Indonesia’s economic growth surprisingly picked up in the second quarter of this year, fuelled by easy credit and strong domestic demand, signalling Southeast Asia remains resilient to the global slowdown.
Most economists expect the central bank to keep interest rates on hold at a record low into next year to drive growth, although some analysts caution that tighter policy might be needed beyond that to dampen domestic demand, which has pushed the trade account into deficit and undermined the rupiah.
Indonesia’s economy is growing faster than all the BRICS nations bar China, making it for some analysts a worthy contender to join the grouping, which also includes Brazil, Russia, India, and South Africa.
The country’s statistics bureau said gross domestic product growth last quarter was 6.4 per cent from a year earlier against 6.3 per cent in the first quarter, helped by domestic consumption and investment. GDP grew by 2.8 per cent on a quarterly basis, although the figures are not seasonally adjusted.
“The strong Q2 growth provides a cushion against the risk of further growth setbacks in the rest of the year,” said Aninda Mitra, an economist at ANZ Bank in Singapore.
“But we still think policymakers will need to tighten policies to ensure that the strong growth does not destabilise the external financing gap, which could be rupiah negative and ultimately not good for inflation either.”
Economists had forecast that annual growth in Southeast Asia’s largest economy would ease to 6.1 per cent, citing shrinking exports.
Financial markets provided little reaction to the data, which showed that buoyant domestic demand, especially in transport, hotels and government consumption, kept growth on an even keel. Thailand and Malaysia are also expected to post a pick up in economic activity in the second quarter versus the first quarter, analysts have said.
Investors are pouring into Southeast Asian stock markets, with bourses in Manila, Ho Chi Minh, Bangkok and Singapore all seeing double-digit rises this year. Investors are betting on long-term growth -IHS Global Insight forecasts the region’s GDP will overtake Japan by 2028.
As demand from China and Europe fell in recent months, Indonesia has had consecutive trade deficits between April and June, weighing on the rupiah. The April deficit was the first since mid 2008, barring a small shortfall in July 2010, Thomson Reuters data shows.
The currency, which has fallen 4.4 per cent against the dollar this year, is the second-worst performer among emerging Asian currencies.
A burgeoning appetite for imports, from wheat for fast food to iPads and luxury cars, in a country that mostly exports raw commodities such as coal and crude palm oil, created a $1.3 billion trade deficit in June -a deficit economists see continuing to the end of 2012 to keep pressure on the rupiah.
Expectations for slower growth meant some economists had started to call for rate cuts this year.
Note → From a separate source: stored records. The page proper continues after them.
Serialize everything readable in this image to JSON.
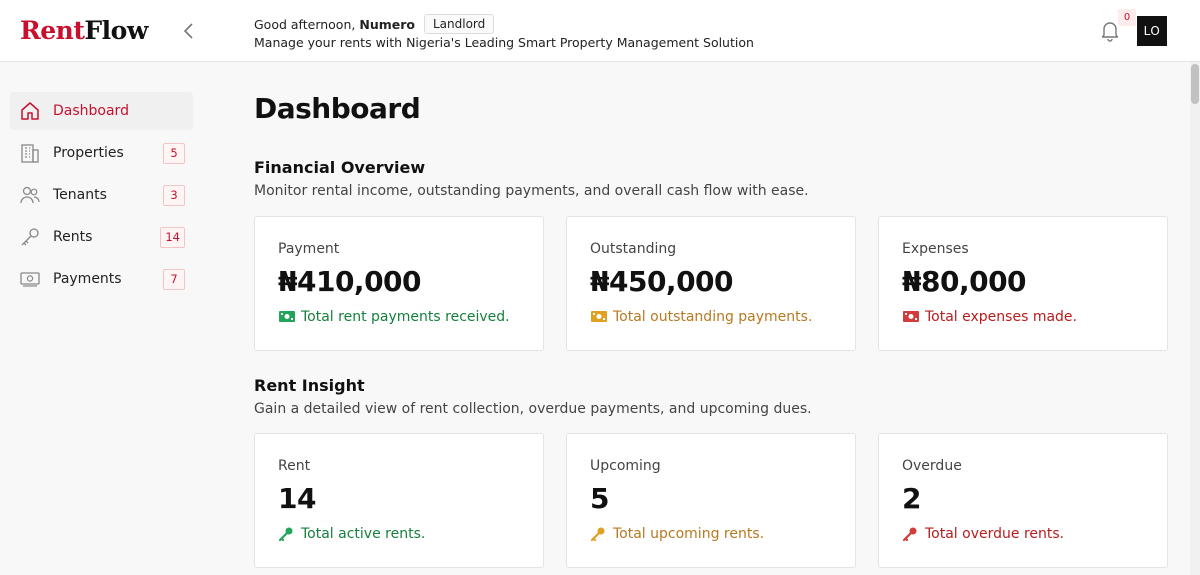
{
  "header": {
    "logo_part1": "Rent",
    "logo_part2": "Flow",
    "greeting": "Good afternoon,",
    "user_name": "Numero",
    "role": "Landlord",
    "subtitle": "Manage your rents with Nigeria's Leading Smart Property Management Solution",
    "notification_count": "0",
    "avatar_initials": "LO"
  },
  "sidebar": {
    "items": [
      {
        "label": "Dashboard",
        "icon": "home-icon",
        "count": null
      },
      {
        "label": "Properties",
        "icon": "building-icon",
        "count": "5"
      },
      {
        "label": "Tenants",
        "icon": "users-icon",
        "count": "3"
      },
      {
        "label": "Rents",
        "icon": "key-icon",
        "count": "14"
      },
      {
        "label": "Payments",
        "icon": "money-icon",
        "count": "7"
      }
    ]
  },
  "main": {
    "title": "Dashboard",
    "financial": {
      "title": "Financial Overview",
      "description": "Monitor rental income, outstanding payments, and overall cash flow with ease.",
      "cards": [
        {
          "label": "Payment",
          "value": "₦410,000",
          "note": "Total rent payments received.",
          "color": "#15803d"
        },
        {
          "label": "Outstanding",
          "value": "₦450,000",
          "note": "Total outstanding payments.",
          "color": "#b7791f"
        },
        {
          "label": "Expenses",
          "value": "₦80,000",
          "note": "Total expenses made.",
          "color": "#b91c1c"
        }
      ]
    },
    "insight": {
      "title": "Rent Insight",
      "description": "Gain a detailed view of rent collection, overdue payments, and upcoming dues.",
      "cards": [
        {
          "label": "Rent",
          "value": "14",
          "note": "Total active rents.",
          "color": "#15803d"
        },
        {
          "label": "Upcoming",
          "value": "5",
          "note": "Total upcoming rents.",
          "color": "#b7791f"
        },
        {
          "label": "Overdue",
          "value": "2",
          "note": "Total overdue rents.",
          "color": "#b91c1c"
        }
      ]
    }
  },
  "colors": {
    "brand": "#c8102e",
    "positive": "#15803d",
    "warning": "#b7791f",
    "negative": "#b91c1c"
  }
}
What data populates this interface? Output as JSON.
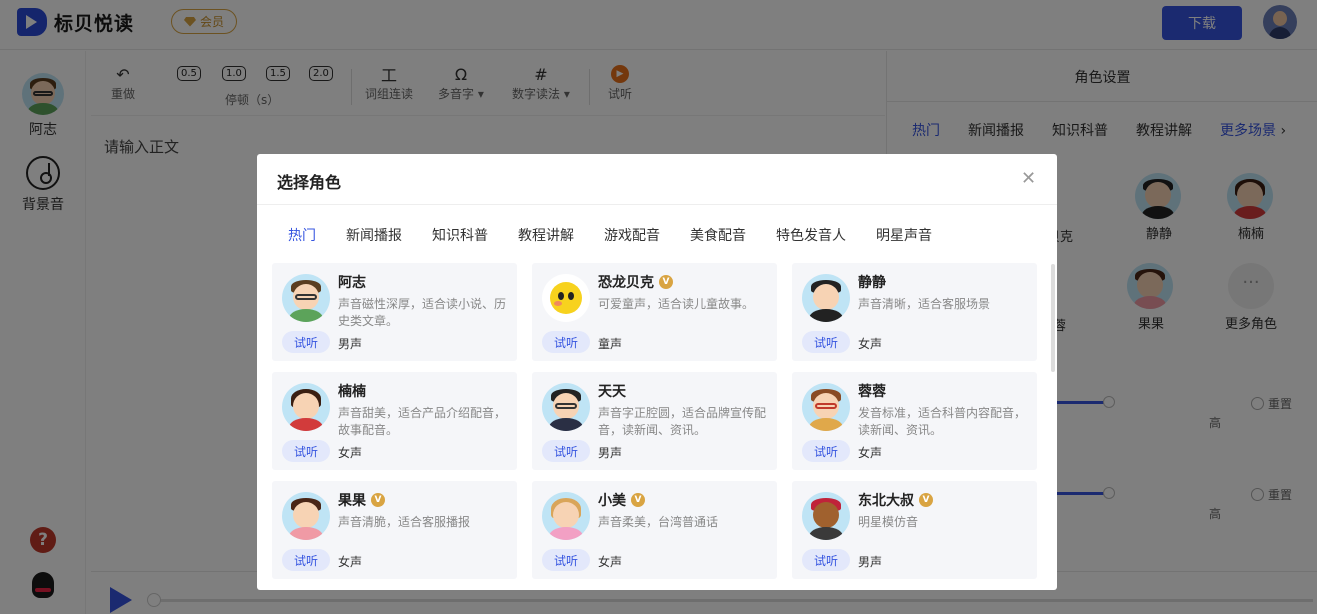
{
  "app": {
    "name": "标贝悦读",
    "vip_label": "会员",
    "download_label": "下载"
  },
  "sidebar": {
    "current_voice": "阿志",
    "bgm_label": "背景音"
  },
  "toolbar": {
    "undo": "重做",
    "pauses": [
      "0.5",
      "1.0",
      "1.5",
      "2.0"
    ],
    "pause_label": "停顿（s）",
    "word_link": "词组连读",
    "polyphone": "多音字",
    "number_read": "数字读法",
    "preview": "试听"
  },
  "editor": {
    "placeholder": "请输入正文"
  },
  "right_panel": {
    "title": "角色设置",
    "tabs": [
      "热门",
      "新闻播报",
      "知识科普",
      "教程讲解",
      "更多场景"
    ],
    "roles_row1": [
      "贝克",
      "静静",
      "楠楠"
    ],
    "roles_row2": [
      "蓉",
      "果果",
      "更多角色"
    ],
    "reset_label": "重置",
    "high_label": "高"
  },
  "modal": {
    "title": "选择角色",
    "tabs": [
      "热门",
      "新闻播报",
      "知识科普",
      "教程讲解",
      "游戏配音",
      "美食配音",
      "特色发音人",
      "明星声音"
    ],
    "try_label": "试听",
    "voices": [
      {
        "name": "阿志",
        "vip": false,
        "desc": "声音磁性深厚，适合读小说、历史类文章。",
        "gender": "男声"
      },
      {
        "name": "恐龙贝克",
        "vip": true,
        "desc": "可爱童声，适合读儿童故事。",
        "gender": "童声"
      },
      {
        "name": "静静",
        "vip": false,
        "desc": "声音清晰，适合客服场景",
        "gender": "女声"
      },
      {
        "name": "楠楠",
        "vip": false,
        "desc": "声音甜美，适合产品介绍配音，故事配音。",
        "gender": "女声"
      },
      {
        "name": "天天",
        "vip": false,
        "desc": "声音字正腔圆，适合品牌宣传配音，读新闻、资讯。",
        "gender": "男声"
      },
      {
        "name": "蓉蓉",
        "vip": false,
        "desc": "发音标准，适合科普内容配音，读新闻、资讯。",
        "gender": "女声"
      },
      {
        "name": "果果",
        "vip": true,
        "desc": "声音清脆，适合客服播报",
        "gender": "女声"
      },
      {
        "name": "小美",
        "vip": true,
        "desc": "声音柔美，台湾普通话",
        "gender": "女声"
      },
      {
        "name": "东北大叔",
        "vip": true,
        "desc": "明星模仿音",
        "gender": "男声"
      }
    ]
  },
  "colors": {
    "accent": "#3655e0",
    "vip_gold": "#d9a442"
  }
}
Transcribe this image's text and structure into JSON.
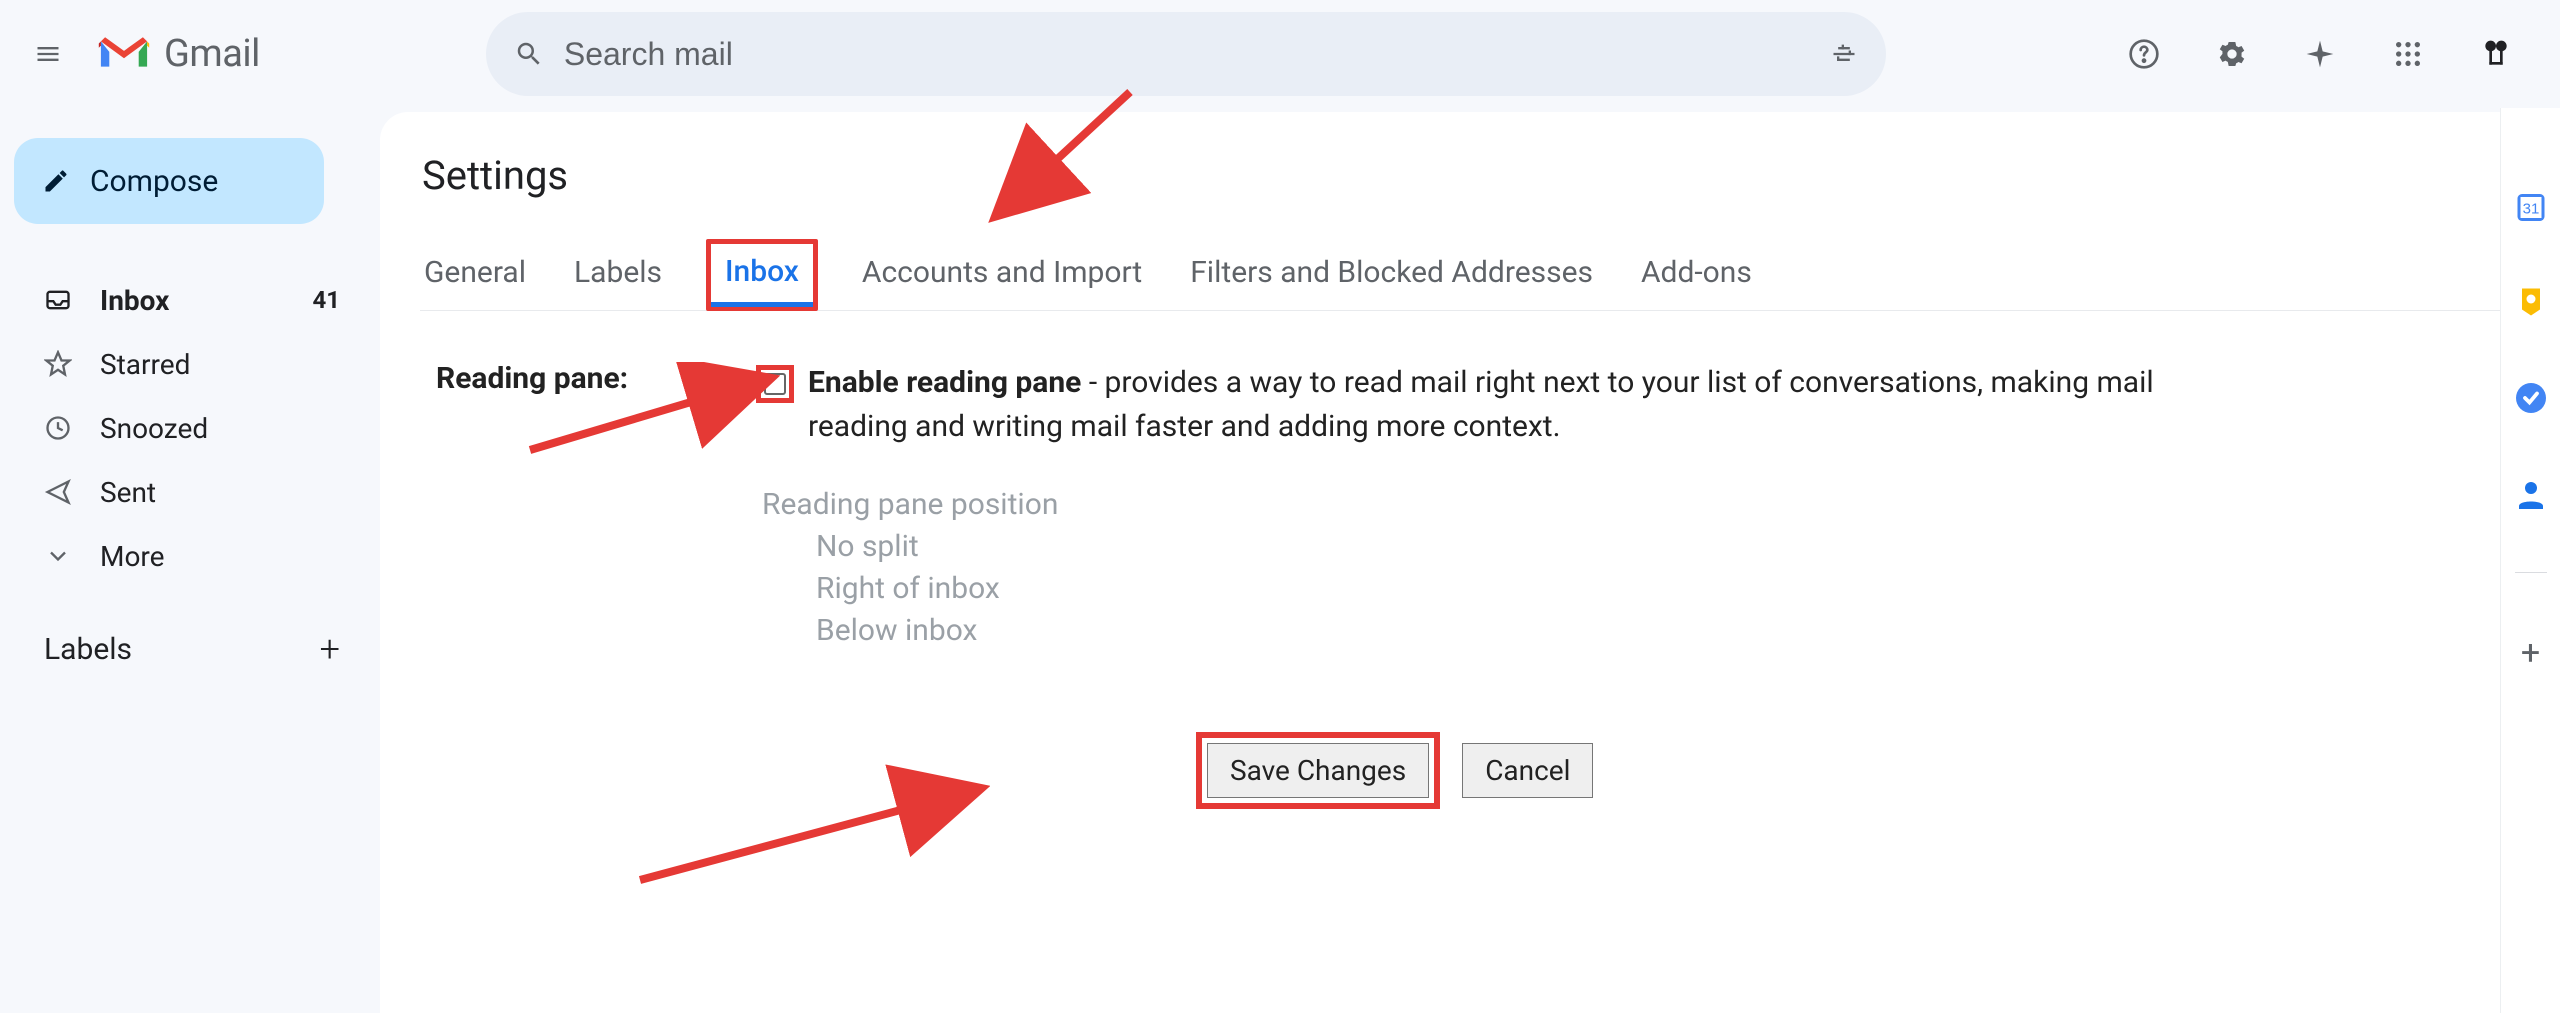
{
  "header": {
    "app_name": "Gmail",
    "search_placeholder": "Search mail"
  },
  "sidebar": {
    "compose_label": "Compose",
    "items": [
      {
        "label": "Inbox",
        "count": "41"
      },
      {
        "label": "Starred"
      },
      {
        "label": "Snoozed"
      },
      {
        "label": "Sent"
      },
      {
        "label": "More"
      }
    ],
    "labels_heading": "Labels"
  },
  "main": {
    "page_title": "Settings",
    "tabs": [
      {
        "label": "General"
      },
      {
        "label": "Labels"
      },
      {
        "label": "Inbox"
      },
      {
        "label": "Accounts and Import"
      },
      {
        "label": "Filters and Blocked Addresses"
      },
      {
        "label": "Add-ons"
      }
    ],
    "reading_pane": {
      "label": "Reading pane:",
      "checkbox_label": "Enable reading pane",
      "description": " - provides a way to read mail right next to your list of conversations, making mail reading and writing mail faster and adding more context.",
      "position_heading": "Reading pane position",
      "options": [
        "No split",
        "Right of inbox",
        "Below inbox"
      ]
    },
    "buttons": {
      "save": "Save Changes",
      "cancel": "Cancel"
    }
  }
}
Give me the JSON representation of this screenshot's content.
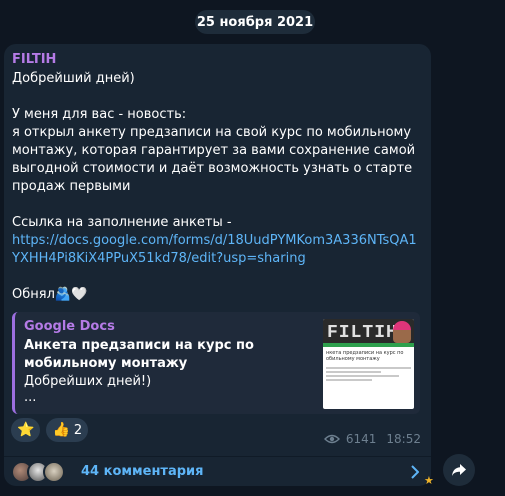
{
  "date": "25 ноября 2021",
  "message": {
    "channel": "FILTIH",
    "greeting": "Добрейший дней)",
    "paragraph": "У меня для вас - новость:\nя открыл анкету предзаписи на свой курс по мобильному монтажу, которая гарантирует за вами сохранение самой выгодной стоимости и даёт возможность узнать о старте продаж первыми",
    "link_intro": "Ссылка на заполнение анкеты -",
    "link_url": "https://docs.google.com/forms/d/18UudPYMKom3A336NTsQA1YXHH4Pi8KiX4PPuX51kd78/edit?usp=sharing",
    "sign_off": "Обнял",
    "emojis": "🫂🤍"
  },
  "preview": {
    "site": "Google Docs",
    "title": "Анкета предзаписи на курс по мобильному монтажу",
    "description": "Добрейших дней!)",
    "ellipsis": "...",
    "thumbnail_logo": "FILTIH",
    "thumbnail_caption": "нкета предзаписи на курс по обильному монтажу"
  },
  "reactions": [
    {
      "emoji": "⭐",
      "count": ""
    },
    {
      "emoji": "👍",
      "count": "2"
    }
  ],
  "views": "6141",
  "time": "18:52",
  "comments": {
    "label": "44 комментария"
  },
  "colors": {
    "background": "#0e1621",
    "bubble": "#182533",
    "channel_name": "#b57be6",
    "link": "#5eb5f7"
  }
}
But most now see rates on hold into 2013 as Bank Indonesia will want to support annual growth towards President Susilo Bambang Yudhoyono’s target of 7 per cent by the time of national elections in 2014. The central bank next meets on Thursday to review policy.
“The central’s bank underlying growth bias means that tightening in the near-term is unlikely, especially given external headwinds,” said Prakriti Sofat, economist at Barclays Capital, expecting flat rates into the first half of 2013.